Alterations of the Hippocampal Neurogenic Niche in a Mouse Model of Dravet Syndrome
Soraya Martín-Suárez, Oihane Abiega, Ana Ricobaraza, Rubén Hernandez-Alcoceba, Juan Manuel Encinas
Hippocampal neurogenesis, the process by which neural stem cells (NSCs) continuously generate new neurons in the dentate gyrus (DG) of most mammals including humans, is chiefly regulated by neuronal activity. Thus, severe alterations have been found in samples from epilepsy patients and in the hippocampal neurogenic niche in mouse models of epilepsy. Reactive-like and gliogenic NSCs plus aberrant newborn neurons with altered migration, morphology, and functional properties are induced by seizures in experimental models of temporal lobe epilepsy.
Hippocampal neurogenesis participates in memory and learning and in the control of anxiety and stress. It has been therefore hypothesized that part of the cognitive symptoms associated with epilepsy could be promoted by impaired hippocampal neurogenesis. We here analyze for the first time the alterations of the neurogenic niche in a novel mouse model of Dravet syndrome (DS), a genetic encephalopathy with severe epilepsy in infancy and multiple neurological comorbidities. Scn1aWT/A1783V mice, hereafter referred to as DS, carrying a heterozygous and clinically relevant SCN1A mutation (A1783V) recapitulate the disease at the genetic and phenotypic levels.

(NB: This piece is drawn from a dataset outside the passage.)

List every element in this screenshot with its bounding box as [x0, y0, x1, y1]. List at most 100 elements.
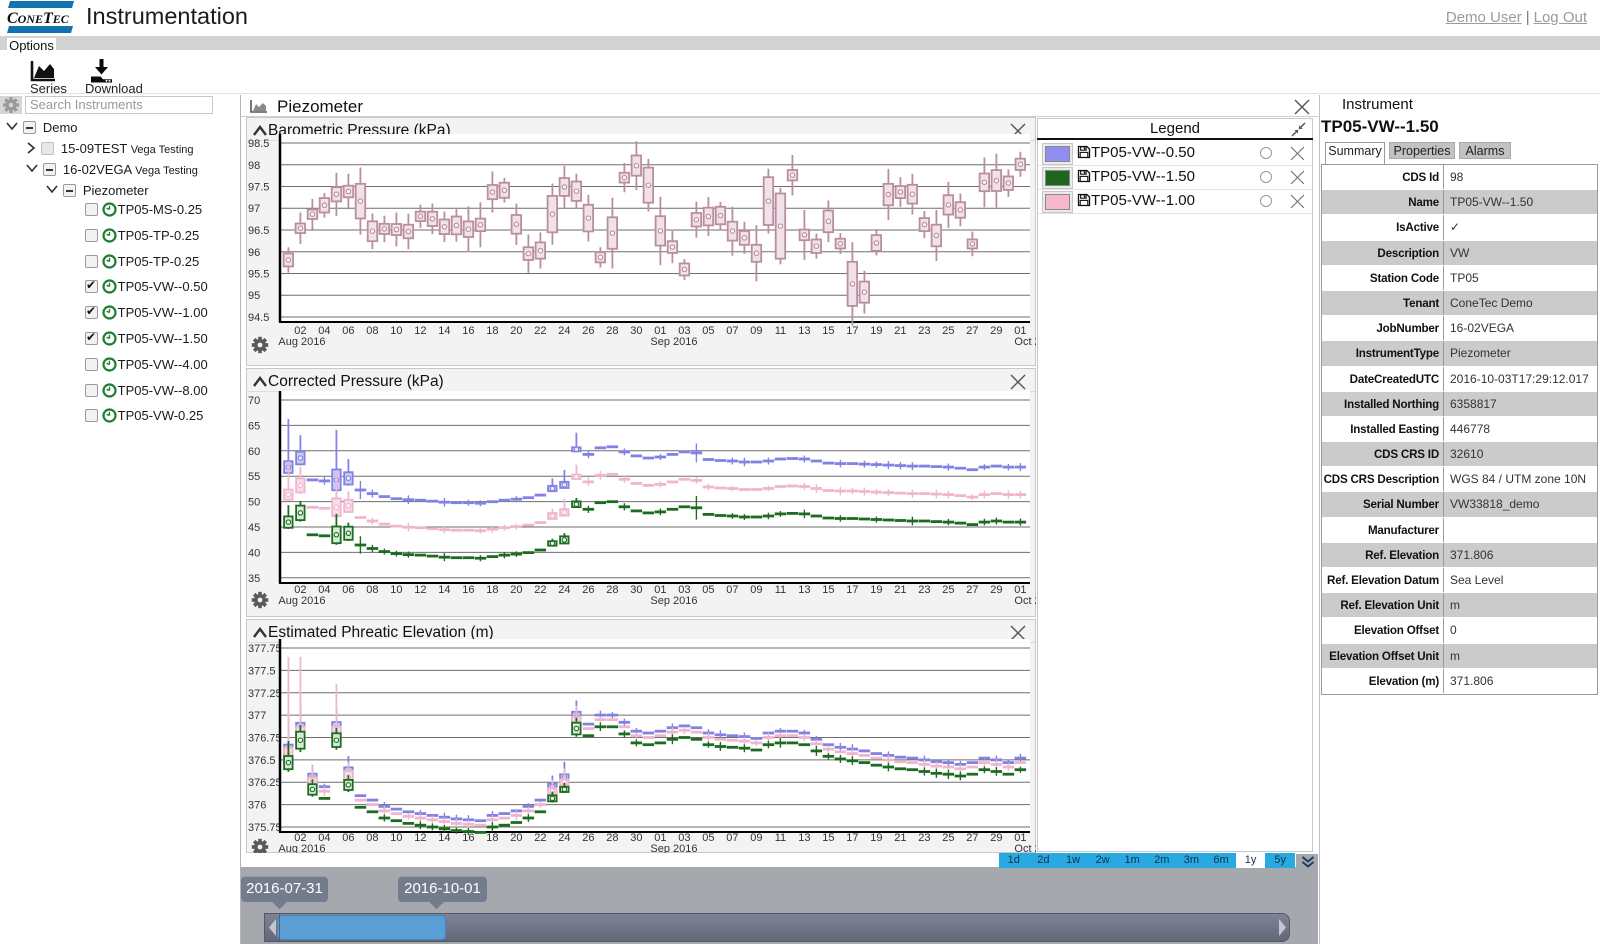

We demonstrate that in the neurogenic niche of young adult DS mice there are fewer NSCs, they have impaired cell division and bear reactive-like morphology. In addition, there is significant aberrant neurogenesis. Newborn immature neurons migrate abnormally, and several morphological features are drastically changed. Thus, this study shows for the first time important modifications in hippocampal neurogenesis in DS and opens venues for further research on this topic.
CITATION Front Cell Dev Biol. 2020 Jul 21;8:654. doi: 10.3389/fcell.2020.00654. eCollection 2020.